Indeed, a number of international investment funds have gone as far as putting their buying decisions on hold as they assess the new legislation. Many large portfolios of Irish property purchased last year were based on the fact that the buyer could review rents to market value at the next rent review date – a date that was already pushed out by the “two-year rent freeze” introduced by Government in December 2015.

This is now not the case, as rents can only increase by 4 per cent and not to current rental value, as buyers would have expected.

This type of legislation, which acts retrospectively and lacks reliability, certainly makes buyers, especially those from outside Ireland, nervous about future Government actions and may change their perception of investing in Ireland.

Nor has it just been the large-scale institutional investors that have been affected. A domestic landlord whose property is rented out at under market value and wants to exit the sector will realise that in order to achieve full market value for the property, tenants must be evicted before owner-occupiers can purchase. As it is now, owner-occupiers are the ones who can afford to pay market value, which is the exact opposite to what the Minister wished to accomplish.

By way of example, DNG is selling a buy-to-let apartment in a modern block in west Dublin. The current rent is €800 per month or €9,600 per annum, which can now rise by only 4 per cent a year for the next three years. The rent has not been reviewed for a number of years.
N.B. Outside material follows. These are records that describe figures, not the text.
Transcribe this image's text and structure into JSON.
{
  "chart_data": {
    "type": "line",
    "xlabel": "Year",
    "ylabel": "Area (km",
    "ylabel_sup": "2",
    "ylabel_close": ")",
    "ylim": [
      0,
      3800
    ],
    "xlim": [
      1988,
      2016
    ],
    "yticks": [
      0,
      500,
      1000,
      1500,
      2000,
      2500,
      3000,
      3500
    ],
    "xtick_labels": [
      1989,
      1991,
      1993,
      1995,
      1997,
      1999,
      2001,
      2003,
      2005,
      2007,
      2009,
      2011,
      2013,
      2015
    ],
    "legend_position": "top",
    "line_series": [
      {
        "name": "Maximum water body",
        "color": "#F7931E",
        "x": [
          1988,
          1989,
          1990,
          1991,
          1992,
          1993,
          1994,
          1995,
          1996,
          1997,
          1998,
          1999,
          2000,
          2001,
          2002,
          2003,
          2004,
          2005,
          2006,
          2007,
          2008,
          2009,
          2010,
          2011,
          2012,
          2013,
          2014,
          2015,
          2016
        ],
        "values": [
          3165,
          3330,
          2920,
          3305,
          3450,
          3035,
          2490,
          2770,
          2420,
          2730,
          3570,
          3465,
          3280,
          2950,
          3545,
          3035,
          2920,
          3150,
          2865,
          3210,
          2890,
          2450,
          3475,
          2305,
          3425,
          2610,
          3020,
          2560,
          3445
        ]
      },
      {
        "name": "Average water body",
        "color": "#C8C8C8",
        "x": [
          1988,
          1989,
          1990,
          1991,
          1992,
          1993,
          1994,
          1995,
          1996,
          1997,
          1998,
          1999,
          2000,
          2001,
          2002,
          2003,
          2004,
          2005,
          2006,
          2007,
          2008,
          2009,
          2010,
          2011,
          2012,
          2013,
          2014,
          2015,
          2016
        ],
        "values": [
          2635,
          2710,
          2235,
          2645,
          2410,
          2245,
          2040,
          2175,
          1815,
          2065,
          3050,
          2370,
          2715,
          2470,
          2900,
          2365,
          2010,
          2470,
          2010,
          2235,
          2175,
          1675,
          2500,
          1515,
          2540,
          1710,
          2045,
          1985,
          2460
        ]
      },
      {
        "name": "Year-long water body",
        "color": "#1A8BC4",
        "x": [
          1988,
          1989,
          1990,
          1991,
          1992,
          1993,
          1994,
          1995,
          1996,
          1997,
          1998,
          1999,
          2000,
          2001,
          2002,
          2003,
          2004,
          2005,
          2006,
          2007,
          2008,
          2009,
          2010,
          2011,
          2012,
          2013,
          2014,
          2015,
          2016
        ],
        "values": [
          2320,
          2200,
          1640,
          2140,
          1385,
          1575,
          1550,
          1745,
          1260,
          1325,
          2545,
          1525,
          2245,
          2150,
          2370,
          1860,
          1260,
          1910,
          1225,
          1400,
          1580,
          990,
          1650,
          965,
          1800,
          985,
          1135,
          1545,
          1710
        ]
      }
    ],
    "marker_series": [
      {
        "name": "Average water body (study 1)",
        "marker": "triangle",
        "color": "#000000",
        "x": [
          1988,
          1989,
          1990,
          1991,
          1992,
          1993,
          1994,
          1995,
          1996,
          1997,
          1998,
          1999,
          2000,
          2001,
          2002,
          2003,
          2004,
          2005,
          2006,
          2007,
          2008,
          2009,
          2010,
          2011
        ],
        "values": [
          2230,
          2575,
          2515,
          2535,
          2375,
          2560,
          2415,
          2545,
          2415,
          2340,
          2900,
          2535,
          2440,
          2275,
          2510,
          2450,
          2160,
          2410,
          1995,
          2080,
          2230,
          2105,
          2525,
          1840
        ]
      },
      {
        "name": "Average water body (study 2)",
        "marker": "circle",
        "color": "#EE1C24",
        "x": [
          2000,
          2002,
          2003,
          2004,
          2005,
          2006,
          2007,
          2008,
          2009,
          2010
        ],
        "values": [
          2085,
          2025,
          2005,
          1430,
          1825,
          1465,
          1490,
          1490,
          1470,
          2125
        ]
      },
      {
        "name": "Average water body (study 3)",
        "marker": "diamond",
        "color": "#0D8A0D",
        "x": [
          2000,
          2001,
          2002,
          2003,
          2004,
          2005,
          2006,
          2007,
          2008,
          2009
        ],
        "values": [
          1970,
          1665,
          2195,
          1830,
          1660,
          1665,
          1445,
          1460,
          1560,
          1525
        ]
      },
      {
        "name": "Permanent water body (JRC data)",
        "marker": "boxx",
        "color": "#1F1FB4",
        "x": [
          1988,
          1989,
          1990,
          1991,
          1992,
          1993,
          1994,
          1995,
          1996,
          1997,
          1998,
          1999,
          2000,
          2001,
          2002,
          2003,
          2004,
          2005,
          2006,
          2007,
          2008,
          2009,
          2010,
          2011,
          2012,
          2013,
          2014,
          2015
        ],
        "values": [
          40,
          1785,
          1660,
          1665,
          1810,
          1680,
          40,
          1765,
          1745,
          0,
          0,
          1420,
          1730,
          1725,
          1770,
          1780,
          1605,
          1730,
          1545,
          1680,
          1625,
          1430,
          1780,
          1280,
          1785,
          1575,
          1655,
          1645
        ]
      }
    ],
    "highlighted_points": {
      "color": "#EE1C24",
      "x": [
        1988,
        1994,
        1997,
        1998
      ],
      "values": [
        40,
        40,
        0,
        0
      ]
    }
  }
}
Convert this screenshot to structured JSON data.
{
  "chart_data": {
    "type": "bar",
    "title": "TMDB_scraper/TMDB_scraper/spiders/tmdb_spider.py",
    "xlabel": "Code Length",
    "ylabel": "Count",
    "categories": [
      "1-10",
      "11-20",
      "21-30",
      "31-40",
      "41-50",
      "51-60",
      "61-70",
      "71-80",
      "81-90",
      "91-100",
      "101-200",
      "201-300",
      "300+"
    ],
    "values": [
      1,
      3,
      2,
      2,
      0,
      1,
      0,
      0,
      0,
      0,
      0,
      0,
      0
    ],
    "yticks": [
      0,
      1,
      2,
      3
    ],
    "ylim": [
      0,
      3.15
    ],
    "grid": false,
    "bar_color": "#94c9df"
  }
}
The value of the property as a buy-to-let investment based on a yield, which in this area is in or around 9 per cent, values the apartment for investment purposes at €110,000 or thereabouts.

The actual current rental value is about €14,000 annually. This would value the property on the same investment basis at, say, €150,000, a similar value to that which an owner-occupier would pay. The tenant will now most likely be evicted in order to enable the property to be marketed vacant for €150,000 to owner-occupiers. The net result is that the evicted tenant goes back into the system seeking a new buy-to-let property.

Unintended consequences

I am certain this is not what the Minister envisioned or anticipated, but unfortunately it will be one of the unintended consequences of the new rental legislation. It is now evident that an apartment that has not previously been rented is more valuable to an investor than an apartment currently rented out at below market value.

The so-called Tyrrelstown amendment prevents vacating 10 or more tenancies at any one time for the reason of sale. I believe this figure should be increased to 20 units, as many small- and medium-size landlords will be adversely effected. At the same time, the Minister needs to remedy the legislation and allow rents to be reviewed to full market value at the the next rent review, and then reviewed annually at 4 per cent thereafter for three years.

Institutional and private, smaller-scale landlords are providing much-needed rental homes – and the majority only wish for steady, reliable rents. Continuing to penalise those providing the supply is not the answer, even as a short-term solution.

Keith Lowe is chief executive Douglas Newman Good estate agents.